Is there a plan for fixing this for real? I'm wondering if there is a sane weakening of this feature that still allows things like kexec.
I'm pretty sure kexec can be fixed. I had it working at one point, I'm currently in the process of revalidating this. The issue was though that kexec only worked within the guest, not on the physical host, which I suspect is related to the need for supervisor pages to be mapped, which seems to be required before enabling SMAP (based on what I'd seen with the selftests and unittests). I was also just blindly turning on the bits without checking for support when I'd tried this, so that could have been the issue too.
I think most of the changes for just blindly enabling the bits were in relocate_kernel, secondary_startup_64, and startup_32.
So I have a naive fix for kexec which has only been tested to work under KVM. When tested on a physical host, it did not boot when SMAP or UMIP were set. Undoubtedly it's not the correct way to do this, as it skips CPU feature identification, opting instead for blindly setting the bits. The physical host I tested this on does not have UMIP so that's likely why it failed to boot when UMIP gets set blindly. Within kvm-unit-tests, the test for SMAP maps memory as supervisor pages before enabling SMAP. I suspect this is why setting SMAP blindly causes the physical host not to boot.
Within trampoline_32bit_src() if I add more instructions I get an error about "attempt to move .org backwards", which as I understand it means there are only so many instructions allowed in each of those functions.
My suspicion is that someone with more knowledge of this area has a good idea on how best to handle this. Feedback would be much appreciated.
There's no SMEP or SMAP in real mode, and real mode has basically no security mitigations at all.
We'd thought about the switch to real mode being a case where we'd want to drop pinning. However, we weren't sure how much weaker, if at all, it makes this protection.

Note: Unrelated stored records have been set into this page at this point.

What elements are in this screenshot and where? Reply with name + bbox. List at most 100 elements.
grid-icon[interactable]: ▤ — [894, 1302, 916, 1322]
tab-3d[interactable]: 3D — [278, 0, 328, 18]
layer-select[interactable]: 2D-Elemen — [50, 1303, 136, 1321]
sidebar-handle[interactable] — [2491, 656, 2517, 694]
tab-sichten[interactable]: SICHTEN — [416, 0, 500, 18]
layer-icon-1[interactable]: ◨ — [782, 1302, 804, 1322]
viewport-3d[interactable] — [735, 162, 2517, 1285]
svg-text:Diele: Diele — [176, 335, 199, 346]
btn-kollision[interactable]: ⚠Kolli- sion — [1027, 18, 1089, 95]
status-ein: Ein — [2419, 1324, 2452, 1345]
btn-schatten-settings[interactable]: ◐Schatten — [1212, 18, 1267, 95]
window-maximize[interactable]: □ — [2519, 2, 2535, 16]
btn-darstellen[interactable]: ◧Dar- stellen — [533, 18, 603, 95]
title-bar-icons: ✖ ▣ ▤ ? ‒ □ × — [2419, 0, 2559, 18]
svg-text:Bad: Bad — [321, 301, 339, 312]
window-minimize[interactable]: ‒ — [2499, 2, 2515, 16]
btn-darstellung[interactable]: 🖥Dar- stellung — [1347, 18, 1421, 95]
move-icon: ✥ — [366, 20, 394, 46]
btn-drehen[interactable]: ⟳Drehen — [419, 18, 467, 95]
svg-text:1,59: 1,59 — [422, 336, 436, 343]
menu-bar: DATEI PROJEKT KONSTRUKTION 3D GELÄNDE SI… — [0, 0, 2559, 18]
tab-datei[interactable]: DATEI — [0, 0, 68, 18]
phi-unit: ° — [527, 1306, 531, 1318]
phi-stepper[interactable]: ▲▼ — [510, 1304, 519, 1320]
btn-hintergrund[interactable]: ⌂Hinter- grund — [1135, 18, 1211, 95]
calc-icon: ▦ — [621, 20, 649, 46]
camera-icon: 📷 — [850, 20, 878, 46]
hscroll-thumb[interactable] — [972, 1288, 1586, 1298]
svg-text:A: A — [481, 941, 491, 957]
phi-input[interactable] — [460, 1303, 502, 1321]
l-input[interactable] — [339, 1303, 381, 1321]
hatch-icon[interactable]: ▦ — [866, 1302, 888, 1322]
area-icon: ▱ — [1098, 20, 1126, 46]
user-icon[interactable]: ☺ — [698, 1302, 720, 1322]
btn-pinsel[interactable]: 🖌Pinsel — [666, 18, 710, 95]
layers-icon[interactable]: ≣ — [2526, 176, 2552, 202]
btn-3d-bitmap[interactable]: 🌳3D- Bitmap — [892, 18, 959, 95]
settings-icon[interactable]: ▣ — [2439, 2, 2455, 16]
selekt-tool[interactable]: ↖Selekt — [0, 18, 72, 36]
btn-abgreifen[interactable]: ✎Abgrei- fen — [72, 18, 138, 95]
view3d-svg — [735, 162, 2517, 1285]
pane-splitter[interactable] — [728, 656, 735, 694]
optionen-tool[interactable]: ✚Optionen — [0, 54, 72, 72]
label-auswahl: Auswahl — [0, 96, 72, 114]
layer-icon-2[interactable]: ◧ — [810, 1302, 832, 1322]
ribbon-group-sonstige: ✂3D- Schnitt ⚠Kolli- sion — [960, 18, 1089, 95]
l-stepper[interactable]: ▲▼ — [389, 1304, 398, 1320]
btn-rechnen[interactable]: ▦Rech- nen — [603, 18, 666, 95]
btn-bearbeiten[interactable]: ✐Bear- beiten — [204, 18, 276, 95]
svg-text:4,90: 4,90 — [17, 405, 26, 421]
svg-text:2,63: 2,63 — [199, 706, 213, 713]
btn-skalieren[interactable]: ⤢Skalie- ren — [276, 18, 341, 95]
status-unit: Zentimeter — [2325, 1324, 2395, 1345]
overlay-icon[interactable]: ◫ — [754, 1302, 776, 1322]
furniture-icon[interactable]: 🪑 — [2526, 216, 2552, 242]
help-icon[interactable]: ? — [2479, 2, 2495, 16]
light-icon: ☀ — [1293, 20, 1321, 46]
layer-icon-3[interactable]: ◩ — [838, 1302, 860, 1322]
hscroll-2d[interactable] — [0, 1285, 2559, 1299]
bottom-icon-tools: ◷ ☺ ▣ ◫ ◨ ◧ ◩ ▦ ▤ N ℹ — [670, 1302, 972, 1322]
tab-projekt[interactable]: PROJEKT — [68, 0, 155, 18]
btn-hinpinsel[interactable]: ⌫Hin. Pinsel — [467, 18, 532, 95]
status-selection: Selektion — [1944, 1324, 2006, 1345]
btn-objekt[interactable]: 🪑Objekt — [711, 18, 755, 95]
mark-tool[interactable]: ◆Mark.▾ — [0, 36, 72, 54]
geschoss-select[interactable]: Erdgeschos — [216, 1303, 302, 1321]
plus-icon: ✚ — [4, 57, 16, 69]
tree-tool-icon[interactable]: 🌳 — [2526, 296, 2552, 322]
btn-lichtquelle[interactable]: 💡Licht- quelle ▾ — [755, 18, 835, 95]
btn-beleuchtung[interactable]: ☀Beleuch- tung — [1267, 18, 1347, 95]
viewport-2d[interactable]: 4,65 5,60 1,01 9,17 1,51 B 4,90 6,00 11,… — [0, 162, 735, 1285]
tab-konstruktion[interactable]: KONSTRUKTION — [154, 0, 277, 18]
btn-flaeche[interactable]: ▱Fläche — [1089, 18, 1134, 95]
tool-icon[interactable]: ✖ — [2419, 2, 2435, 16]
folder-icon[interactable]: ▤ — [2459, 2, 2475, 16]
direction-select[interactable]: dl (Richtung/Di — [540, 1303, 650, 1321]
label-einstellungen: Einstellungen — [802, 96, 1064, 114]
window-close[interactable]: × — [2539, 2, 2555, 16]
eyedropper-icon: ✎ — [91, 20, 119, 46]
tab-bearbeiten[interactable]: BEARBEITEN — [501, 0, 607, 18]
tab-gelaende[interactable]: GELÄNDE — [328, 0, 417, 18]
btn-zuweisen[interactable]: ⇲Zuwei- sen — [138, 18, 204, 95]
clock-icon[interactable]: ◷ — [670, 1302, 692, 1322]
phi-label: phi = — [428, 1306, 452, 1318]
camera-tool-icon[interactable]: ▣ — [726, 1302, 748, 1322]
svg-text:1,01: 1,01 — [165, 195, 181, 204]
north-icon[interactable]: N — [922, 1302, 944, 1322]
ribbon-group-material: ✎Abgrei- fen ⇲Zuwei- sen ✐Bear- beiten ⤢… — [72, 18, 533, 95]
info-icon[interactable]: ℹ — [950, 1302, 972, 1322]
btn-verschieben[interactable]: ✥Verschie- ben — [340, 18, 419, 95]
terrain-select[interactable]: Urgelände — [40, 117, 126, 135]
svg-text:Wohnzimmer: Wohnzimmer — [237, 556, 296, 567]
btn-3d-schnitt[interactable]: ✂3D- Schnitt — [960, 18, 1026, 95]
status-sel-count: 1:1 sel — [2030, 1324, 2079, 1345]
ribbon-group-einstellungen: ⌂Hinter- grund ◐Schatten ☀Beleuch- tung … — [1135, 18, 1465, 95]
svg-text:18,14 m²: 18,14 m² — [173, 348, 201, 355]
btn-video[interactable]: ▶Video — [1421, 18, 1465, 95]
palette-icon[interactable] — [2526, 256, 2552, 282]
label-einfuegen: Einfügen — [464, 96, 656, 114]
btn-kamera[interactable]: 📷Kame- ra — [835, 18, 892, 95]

Unless someone knows, I'll probably need to do some digging into what an exploit might look like that tries switching to real mode and switching back as a way around this protection.
TL;DR We probably shouldn't use the switch to real mode as a trigger to drop pinning.
This protection assumes that the attacker is at the point where they have the ability to write a payload for a ROP/JOP attack and gain control of execution.
For this case where we are going to switch to real mode we need to add an assumption that the attacker has a write primitive that allows them to write part of their payload to memory that will be addressable within 16 bit mode.
If the attacker has this write primitive, the attack becomes write payloads, within the first stage, switch to real mode, use stage two within real mode via JOP or just machine code (since there's we don't have to worry NX) to setup protected mode and jump back into the kernel with protections disabled.
PCID is an odd case. I see no good reason to pin it, and pinning PCID on prevents use of 32-bit mode.
Maybe it makes sense to default to the values we have, but allow host userspace to overwrite the allowed values, in case some other guest OS wants to do something that Linux doesn't with PCID or other bits.
In the next version of this patchset I've made it so that the default allowed values are WP, SMEP, SMAP, and UMIP. However, a write to the allowed MSR from the host VMM (QEMU) can change which bits are allowed.